|Seven-year-old Poonam cools off from the August heat outside her house in Bhopal, India, the site of the 1984 Union Carbide industrial disaster. Tens of thousands of people face increased health risks due to ongoing underground water contamination. Alex Masi
I first met Poonam while I was researching the extreme health problems caused by heavily contaminated drinking water around Bhopal, India. Bhopal is the site of the 1984 Union Carbide gas leak, widely regarded as one of the world’s worst industrial disasters. The catastrophe left at least 15,000 dead, according to the Indian government, and many thousands more afflicted with serious health problems.

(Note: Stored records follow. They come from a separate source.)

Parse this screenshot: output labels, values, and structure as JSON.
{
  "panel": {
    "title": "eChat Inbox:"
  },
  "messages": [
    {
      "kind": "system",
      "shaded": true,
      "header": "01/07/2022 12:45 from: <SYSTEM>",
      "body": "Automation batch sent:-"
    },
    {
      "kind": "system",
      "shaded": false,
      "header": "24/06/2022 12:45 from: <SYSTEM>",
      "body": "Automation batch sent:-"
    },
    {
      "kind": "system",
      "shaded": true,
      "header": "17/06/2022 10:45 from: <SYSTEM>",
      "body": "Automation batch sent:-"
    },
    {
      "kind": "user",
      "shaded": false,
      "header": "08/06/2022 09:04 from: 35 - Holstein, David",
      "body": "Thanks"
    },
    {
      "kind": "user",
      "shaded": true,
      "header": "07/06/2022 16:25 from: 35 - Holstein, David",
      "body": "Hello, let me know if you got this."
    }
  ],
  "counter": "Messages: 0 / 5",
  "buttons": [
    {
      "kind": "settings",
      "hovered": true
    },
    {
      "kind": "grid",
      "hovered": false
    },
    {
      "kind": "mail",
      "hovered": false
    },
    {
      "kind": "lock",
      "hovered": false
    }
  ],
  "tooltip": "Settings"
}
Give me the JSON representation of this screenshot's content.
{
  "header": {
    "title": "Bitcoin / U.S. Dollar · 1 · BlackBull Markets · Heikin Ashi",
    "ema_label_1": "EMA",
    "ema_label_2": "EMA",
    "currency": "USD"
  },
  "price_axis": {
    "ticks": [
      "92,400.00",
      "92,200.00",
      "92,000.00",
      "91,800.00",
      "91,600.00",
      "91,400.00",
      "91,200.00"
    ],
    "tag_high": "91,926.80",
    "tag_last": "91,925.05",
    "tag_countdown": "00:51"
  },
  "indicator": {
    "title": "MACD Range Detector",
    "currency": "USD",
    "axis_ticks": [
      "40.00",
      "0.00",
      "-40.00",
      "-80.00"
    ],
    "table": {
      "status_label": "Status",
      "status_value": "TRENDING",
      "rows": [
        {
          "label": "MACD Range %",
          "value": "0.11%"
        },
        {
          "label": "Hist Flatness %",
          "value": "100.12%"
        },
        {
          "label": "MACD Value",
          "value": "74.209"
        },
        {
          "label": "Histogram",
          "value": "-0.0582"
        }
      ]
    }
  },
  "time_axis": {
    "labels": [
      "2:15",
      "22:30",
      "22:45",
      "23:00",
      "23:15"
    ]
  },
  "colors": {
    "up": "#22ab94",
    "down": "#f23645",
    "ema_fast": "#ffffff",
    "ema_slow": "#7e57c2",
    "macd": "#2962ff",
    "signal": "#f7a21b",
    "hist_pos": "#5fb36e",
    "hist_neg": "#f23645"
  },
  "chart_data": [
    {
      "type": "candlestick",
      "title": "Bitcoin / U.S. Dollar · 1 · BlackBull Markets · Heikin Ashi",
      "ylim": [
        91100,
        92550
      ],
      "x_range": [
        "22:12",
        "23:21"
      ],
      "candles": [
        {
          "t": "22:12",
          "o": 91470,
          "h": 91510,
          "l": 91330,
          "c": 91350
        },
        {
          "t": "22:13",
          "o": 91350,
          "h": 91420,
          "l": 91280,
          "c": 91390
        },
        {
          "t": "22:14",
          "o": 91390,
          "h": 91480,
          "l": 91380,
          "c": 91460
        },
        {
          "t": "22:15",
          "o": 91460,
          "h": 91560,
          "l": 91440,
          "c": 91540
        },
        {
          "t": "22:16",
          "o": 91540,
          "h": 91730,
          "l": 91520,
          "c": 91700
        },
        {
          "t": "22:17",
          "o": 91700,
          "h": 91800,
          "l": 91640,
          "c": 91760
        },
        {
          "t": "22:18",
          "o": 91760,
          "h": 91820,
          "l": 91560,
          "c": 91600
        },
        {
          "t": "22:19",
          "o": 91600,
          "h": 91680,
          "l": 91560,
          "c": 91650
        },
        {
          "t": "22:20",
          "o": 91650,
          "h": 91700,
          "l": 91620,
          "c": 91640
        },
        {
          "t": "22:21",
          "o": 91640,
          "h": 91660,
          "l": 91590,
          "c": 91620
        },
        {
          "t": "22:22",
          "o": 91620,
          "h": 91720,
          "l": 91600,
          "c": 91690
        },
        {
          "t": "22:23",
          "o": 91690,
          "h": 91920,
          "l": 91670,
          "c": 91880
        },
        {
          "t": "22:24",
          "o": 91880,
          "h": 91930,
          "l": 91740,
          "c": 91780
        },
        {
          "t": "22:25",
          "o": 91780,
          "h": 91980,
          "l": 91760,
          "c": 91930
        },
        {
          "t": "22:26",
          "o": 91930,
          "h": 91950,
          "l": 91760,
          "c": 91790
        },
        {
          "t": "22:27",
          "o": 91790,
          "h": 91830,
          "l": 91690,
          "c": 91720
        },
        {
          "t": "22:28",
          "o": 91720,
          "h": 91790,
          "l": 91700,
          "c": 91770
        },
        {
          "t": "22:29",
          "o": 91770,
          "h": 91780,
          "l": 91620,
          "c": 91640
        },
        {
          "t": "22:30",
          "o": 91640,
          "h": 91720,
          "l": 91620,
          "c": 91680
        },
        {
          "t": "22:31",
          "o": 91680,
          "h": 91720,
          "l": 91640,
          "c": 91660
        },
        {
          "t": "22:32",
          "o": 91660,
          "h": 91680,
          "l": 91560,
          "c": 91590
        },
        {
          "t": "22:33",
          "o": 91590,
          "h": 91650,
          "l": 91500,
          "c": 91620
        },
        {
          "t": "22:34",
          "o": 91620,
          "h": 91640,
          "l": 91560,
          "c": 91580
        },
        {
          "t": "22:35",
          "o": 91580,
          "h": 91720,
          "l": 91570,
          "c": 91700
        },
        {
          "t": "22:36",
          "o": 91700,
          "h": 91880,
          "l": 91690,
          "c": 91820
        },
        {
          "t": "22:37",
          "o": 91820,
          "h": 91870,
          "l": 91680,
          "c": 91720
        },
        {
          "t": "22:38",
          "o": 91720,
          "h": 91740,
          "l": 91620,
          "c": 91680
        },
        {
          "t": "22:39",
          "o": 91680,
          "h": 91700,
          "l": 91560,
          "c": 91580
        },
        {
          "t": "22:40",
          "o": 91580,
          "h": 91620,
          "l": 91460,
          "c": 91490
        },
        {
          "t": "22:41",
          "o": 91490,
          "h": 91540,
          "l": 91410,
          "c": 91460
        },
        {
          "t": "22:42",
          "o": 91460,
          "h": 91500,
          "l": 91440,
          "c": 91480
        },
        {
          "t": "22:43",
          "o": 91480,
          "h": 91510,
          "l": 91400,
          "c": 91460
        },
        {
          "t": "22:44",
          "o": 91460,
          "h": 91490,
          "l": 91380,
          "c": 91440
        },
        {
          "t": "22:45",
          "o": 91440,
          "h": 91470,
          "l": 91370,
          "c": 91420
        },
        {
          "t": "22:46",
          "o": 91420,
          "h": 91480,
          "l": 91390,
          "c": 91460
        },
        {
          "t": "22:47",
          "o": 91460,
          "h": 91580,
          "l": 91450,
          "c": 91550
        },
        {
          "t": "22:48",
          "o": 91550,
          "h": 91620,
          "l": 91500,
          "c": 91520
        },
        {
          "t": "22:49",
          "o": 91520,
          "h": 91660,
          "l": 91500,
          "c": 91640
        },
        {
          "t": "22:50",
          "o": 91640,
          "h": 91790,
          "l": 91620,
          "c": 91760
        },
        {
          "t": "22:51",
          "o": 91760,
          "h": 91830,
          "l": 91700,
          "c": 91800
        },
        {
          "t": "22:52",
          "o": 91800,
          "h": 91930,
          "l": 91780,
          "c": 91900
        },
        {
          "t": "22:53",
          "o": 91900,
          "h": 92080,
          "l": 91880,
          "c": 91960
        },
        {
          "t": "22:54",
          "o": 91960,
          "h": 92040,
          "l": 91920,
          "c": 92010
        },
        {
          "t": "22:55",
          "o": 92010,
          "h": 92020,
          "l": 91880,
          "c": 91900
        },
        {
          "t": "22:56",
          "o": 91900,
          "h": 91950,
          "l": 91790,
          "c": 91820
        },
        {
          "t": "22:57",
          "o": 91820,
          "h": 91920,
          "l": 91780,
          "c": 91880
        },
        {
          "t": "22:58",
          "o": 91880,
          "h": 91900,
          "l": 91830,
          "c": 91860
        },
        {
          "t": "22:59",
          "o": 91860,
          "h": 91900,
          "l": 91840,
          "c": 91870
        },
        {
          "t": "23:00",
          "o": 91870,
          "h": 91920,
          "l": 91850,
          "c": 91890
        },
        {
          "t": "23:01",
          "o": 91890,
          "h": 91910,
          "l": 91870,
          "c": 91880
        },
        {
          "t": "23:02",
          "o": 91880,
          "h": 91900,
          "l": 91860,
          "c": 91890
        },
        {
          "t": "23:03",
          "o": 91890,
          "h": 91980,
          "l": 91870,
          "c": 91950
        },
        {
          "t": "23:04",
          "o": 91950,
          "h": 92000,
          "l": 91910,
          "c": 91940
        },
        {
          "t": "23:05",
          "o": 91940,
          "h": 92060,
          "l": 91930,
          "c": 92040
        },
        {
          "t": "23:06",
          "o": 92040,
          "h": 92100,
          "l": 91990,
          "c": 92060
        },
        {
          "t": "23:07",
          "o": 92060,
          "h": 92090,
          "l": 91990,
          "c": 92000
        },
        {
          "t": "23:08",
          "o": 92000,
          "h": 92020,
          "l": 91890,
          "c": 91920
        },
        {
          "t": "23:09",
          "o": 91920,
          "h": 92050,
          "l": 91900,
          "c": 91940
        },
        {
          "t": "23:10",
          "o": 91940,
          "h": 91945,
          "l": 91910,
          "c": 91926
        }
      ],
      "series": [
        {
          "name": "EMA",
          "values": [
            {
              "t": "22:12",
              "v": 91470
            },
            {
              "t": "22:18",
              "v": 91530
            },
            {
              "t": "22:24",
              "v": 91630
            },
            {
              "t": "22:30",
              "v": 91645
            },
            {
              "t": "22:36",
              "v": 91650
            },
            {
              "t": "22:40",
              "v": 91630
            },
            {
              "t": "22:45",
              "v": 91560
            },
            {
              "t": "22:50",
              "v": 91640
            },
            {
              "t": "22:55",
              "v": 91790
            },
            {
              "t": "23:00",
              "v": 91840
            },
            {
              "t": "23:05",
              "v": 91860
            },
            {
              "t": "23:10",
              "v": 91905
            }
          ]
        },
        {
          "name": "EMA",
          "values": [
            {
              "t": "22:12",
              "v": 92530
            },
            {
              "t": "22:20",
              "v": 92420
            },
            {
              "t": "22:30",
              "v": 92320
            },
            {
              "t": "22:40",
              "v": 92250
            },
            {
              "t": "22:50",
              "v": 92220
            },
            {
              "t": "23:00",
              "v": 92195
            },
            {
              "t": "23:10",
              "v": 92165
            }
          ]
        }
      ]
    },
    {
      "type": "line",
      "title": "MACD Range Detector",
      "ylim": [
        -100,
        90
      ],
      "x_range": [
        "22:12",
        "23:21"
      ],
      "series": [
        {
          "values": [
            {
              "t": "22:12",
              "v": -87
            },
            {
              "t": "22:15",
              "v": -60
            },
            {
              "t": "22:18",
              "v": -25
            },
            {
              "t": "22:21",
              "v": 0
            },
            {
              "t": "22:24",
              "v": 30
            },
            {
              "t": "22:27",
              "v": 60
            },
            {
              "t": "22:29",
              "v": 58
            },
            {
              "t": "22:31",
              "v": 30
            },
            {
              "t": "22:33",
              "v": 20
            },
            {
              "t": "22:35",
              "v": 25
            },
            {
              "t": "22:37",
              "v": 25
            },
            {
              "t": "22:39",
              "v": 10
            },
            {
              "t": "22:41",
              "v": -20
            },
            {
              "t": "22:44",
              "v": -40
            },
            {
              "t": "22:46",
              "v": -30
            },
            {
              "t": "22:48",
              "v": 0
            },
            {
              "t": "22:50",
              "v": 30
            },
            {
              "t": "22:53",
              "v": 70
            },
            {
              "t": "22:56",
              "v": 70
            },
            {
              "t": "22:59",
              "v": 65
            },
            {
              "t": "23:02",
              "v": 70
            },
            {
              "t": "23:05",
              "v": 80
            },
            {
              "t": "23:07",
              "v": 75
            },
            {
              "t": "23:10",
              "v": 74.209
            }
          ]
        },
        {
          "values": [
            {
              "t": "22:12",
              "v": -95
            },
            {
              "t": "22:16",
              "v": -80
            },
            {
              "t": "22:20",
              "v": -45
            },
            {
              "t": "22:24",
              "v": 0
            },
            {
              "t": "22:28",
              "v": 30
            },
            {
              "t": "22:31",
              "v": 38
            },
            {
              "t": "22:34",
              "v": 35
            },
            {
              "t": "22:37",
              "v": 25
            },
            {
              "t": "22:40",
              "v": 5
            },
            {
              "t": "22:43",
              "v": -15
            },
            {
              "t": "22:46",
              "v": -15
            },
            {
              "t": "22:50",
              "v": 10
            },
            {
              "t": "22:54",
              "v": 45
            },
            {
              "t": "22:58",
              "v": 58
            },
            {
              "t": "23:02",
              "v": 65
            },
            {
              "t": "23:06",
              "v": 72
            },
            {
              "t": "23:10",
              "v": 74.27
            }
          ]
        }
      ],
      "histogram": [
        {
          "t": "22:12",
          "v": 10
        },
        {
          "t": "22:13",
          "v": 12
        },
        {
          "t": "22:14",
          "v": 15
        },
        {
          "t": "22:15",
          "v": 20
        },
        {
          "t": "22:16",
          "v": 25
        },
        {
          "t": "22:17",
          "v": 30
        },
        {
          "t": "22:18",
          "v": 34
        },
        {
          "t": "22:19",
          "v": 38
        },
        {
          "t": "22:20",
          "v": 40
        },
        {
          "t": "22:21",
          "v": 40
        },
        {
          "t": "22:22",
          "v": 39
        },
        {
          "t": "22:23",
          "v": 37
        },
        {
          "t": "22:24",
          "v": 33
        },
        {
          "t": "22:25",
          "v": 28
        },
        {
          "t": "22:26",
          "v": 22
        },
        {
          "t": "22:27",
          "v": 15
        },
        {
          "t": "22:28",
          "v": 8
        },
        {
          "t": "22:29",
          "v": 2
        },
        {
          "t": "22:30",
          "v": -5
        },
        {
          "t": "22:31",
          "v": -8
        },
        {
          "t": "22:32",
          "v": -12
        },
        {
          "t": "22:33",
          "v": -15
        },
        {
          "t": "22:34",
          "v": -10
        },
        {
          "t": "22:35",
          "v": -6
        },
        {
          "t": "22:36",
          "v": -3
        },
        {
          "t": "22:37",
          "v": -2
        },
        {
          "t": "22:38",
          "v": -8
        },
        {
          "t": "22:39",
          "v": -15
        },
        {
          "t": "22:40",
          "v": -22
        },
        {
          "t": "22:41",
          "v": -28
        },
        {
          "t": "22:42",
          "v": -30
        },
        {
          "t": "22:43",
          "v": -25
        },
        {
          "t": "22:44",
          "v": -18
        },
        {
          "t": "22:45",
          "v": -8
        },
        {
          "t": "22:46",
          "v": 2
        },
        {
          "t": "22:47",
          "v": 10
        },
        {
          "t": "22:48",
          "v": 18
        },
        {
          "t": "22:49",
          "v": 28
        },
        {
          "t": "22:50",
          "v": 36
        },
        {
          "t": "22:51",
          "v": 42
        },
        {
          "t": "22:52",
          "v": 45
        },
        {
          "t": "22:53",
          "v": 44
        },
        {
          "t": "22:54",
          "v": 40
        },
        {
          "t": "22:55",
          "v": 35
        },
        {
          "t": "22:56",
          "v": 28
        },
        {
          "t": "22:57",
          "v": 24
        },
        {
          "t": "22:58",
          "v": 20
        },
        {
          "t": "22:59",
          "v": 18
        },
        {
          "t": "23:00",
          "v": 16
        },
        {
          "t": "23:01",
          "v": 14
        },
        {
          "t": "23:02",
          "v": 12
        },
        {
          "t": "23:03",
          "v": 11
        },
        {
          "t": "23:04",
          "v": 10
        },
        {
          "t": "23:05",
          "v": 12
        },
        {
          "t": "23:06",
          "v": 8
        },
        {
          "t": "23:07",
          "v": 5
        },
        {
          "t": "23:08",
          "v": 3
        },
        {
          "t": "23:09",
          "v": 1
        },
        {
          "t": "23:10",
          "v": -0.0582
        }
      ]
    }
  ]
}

But that was not the end of the tragedy. Most of the area surrounding the former pesticide factory now has serious deep-water contamination. The corporation, now owned by Dow Chemical Company, buried tons of chemical waste after the accident. Heavy monsoon rains soak the region each year, seeping through the buried waste and further polluting underground reservoirs.
Yet I find the image of Poonam inspiring: a little girl wearing a simple dress and an earring, sitting alone, refreshing herself in the rain. She is free to run barefoot on the ground, without apparent worry, water falling on her cheeks.
About a year after I shot this picture, it won the Photographers Giving Back Award. The organizers and I donated the $5,000 prize money to Poonam and her family, with the aim of helping them find a better life. The money helped send Poonam to school with her brother and sister, and their family now lives in a new home. Her father has a better business. Life, with a little assistance, seems to be improving.
I plan to see more of Poonam and her family in the future. Spending time with them is inspiring and gratifying. They seem to have found more faith in life, more dignity, and more belief in themselves and their potential.